How about number theory? Well, it is common knowledge that many of the results and problem of effective algebra and complex algebraic geometry, like the first five theorems I listed above, are eminently relevant to number theoretic questions - to those, at least, which can be expressed in the framework of Arakelov theory. Effective Nullstellensatz is needed whenever one has to quantify the bounds in Weil's height machine in order to solve a specific diophantine equation, for example. On a more sophisticated level, the Ohsawa-Takegoshi extension theorem (in a geometric form obtained by Manivel) is a crucial analytic component of the arithmetic Hilbert-Samuel formula of Arakelov theory, leading in turn to a construction of non-zero global sections of small norm for positive line bundles on arithmetic varieties. Applications include a solution of Bogomolov's conjecture for subvarieties of abelian varieties (Szpiro, Ullmo, Zhang) and the Galois equidistribution of small points in algebraic dynamics (SUZ, Yuan).

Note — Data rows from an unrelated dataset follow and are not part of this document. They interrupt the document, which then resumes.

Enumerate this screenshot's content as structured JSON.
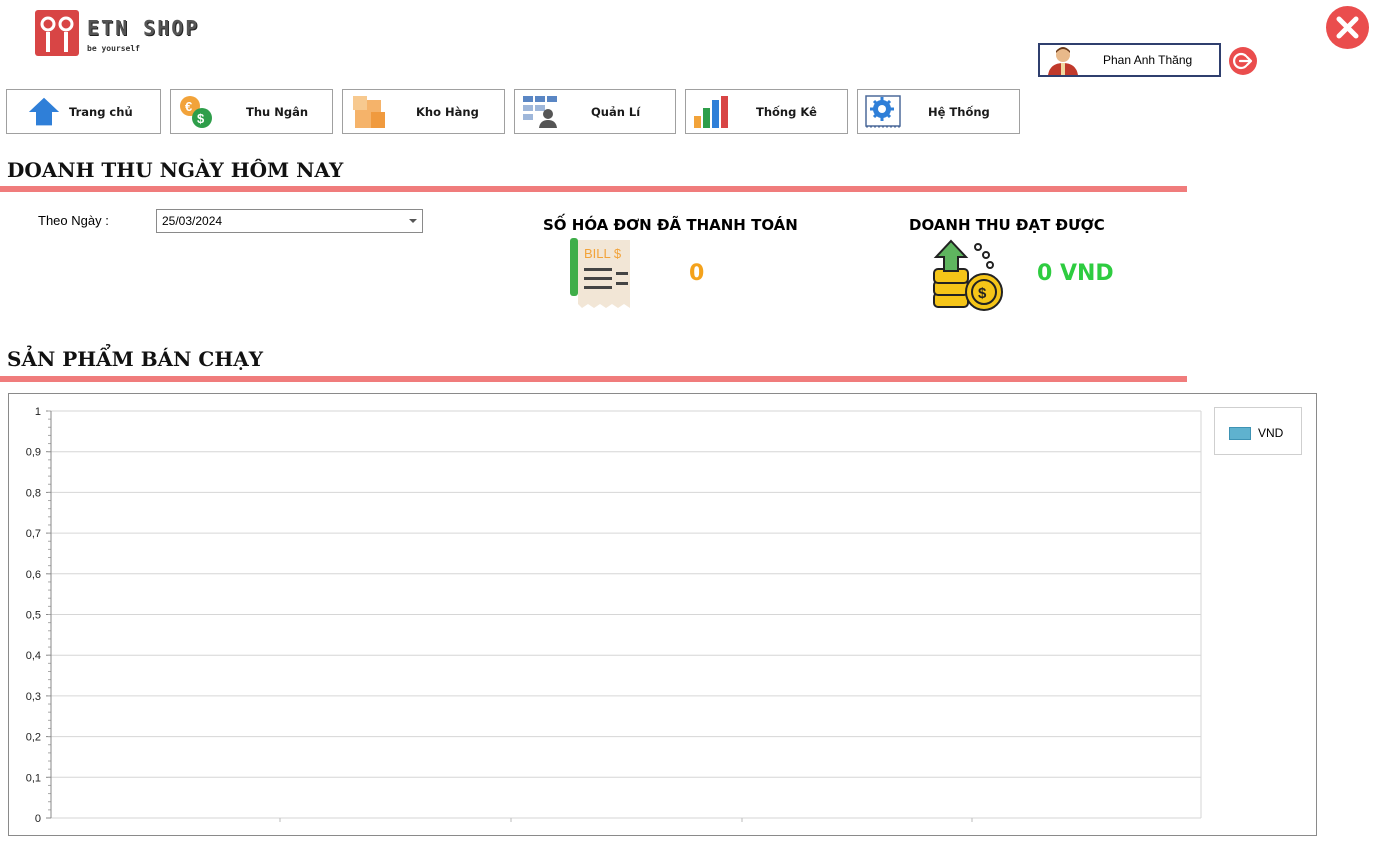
{
  "app": {
    "logo_text": "ETN SHOP",
    "logo_subtitle": "be yourself"
  },
  "user": {
    "name": "Phan Anh Thăng"
  },
  "nav": [
    {
      "label": "Trang chủ",
      "icon": "home-icon"
    },
    {
      "label": "Thu Ngân",
      "icon": "cashier-icon"
    },
    {
      "label": "Kho Hàng",
      "icon": "warehouse-icon"
    },
    {
      "label": "Quản Lí",
      "icon": "manage-icon"
    },
    {
      "label": "Thống Kê",
      "icon": "statistics-icon"
    },
    {
      "label": "Hệ Thống",
      "icon": "system-icon"
    }
  ],
  "sections": {
    "today_revenue": "DOANH THU NGÀY HÔM NAY",
    "best_sellers": "SẢN PHẨM BÁN CHẠY"
  },
  "filter": {
    "label": "Theo Ngày :",
    "date": "25/03/2024"
  },
  "stats": {
    "invoices_title": "SỐ HÓA ĐƠN ĐÃ THANH TOÁN",
    "invoices_value": "0",
    "invoices_color": "#f4a21c",
    "revenue_title": "DOANH THU ĐẠT ĐƯỢC",
    "revenue_value": "0 VND",
    "revenue_color": "#2ecc40",
    "bill_icon_text": "BILL $"
  },
  "colors": {
    "accent_line": "#f07c7c",
    "close": "#ea4d4d",
    "series": "#5fb2cf"
  },
  "chart_data": {
    "type": "bar",
    "categories": [],
    "series": [
      {
        "name": "VND",
        "values": []
      }
    ],
    "ylim": [
      0,
      1
    ],
    "yticks": [
      "1",
      "0,9",
      "0,8",
      "0,7",
      "0,6",
      "0,5",
      "0,4",
      "0,3",
      "0,2",
      "0,1",
      "0"
    ],
    "grid": true,
    "legend": "top-right"
  }
}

On a conceptual level I find it amusing that the construction of arithmetically effective sections needed to prove these characteristically number theoretic results (one of the jewels and triumphs of Arakelov's point of view!) are traced, via the $L^2$ existence theorem, to the basic existence principle of functional analysis: that of representing a bounded linear functional on a Hilbert space as the inner product with a fixed vector. In the $\bar{\partial}$-problem we have to solve an equation $Tf = g$ for a closed densely defined linear operator $T : H \to H'$ of Hilbert spaces (and a given $g \in H'$), *with an estimate* $|f| \leq C |g|$ (this being the point in effectivity). The Riesz representation theorem reduces this to proving an estimate $|\langle u,g \rangle| \leq C \cdot |T^* u|$ on *all* of $\mathrm{im}{\, T^*}$ (not just on a dense subspace!), and we are led in this way to functional analysis and a study of domains of adjoint operators. In its most basic form, the $L^2$ existence theorem is a simple application of this principle with the Bochner technique (the Bochner-Kodaira-Nakano identity from the proof of Kodaira's vanishing theorem).

That the $\bar{\partial}$-problem is pertinent to the holomorphic extension problem is clear once one notes that, to extend $g$ from a complex submanifold $Y \subset X$, one may start with any $C^{\infty}$ extension $h$ and then seek to solve the equation $\bar{\partial} f = \bar{\partial} h$ with the vanishing condition $f|_Y = 0$. That the extension problem is pertinent to arithmetic Hilbert-Samuel becomes obvious as soon as one contemplates the standard proof of the algebro geometric prototype. Finally, existence of the desired arithmetically effective section follows from arithmetic Hilbert-Samuel via Minkowski's theorem on lattice points in convex bodies. This way, as an arithmetic reflection of the Riesz representation principle in functional analysis, we have an arithmetic existence theorem that may be seen as a sophisticated form of the uniquitous Siegel lemma. It underlies the mentioned arithmetic applications to equidistribution, and to Bogomolov's problem: no solution is known of Bogomolov's conjecture that does not in some way touch upon these ideas.

This is not fundamentally different from the role of functional analysis in Hodge theory (mentioned in the comments), but it represents an application at once to all three domains mentioned in the question title: algebra, geometry, and number theory. So I thought I would write an answer outlining it.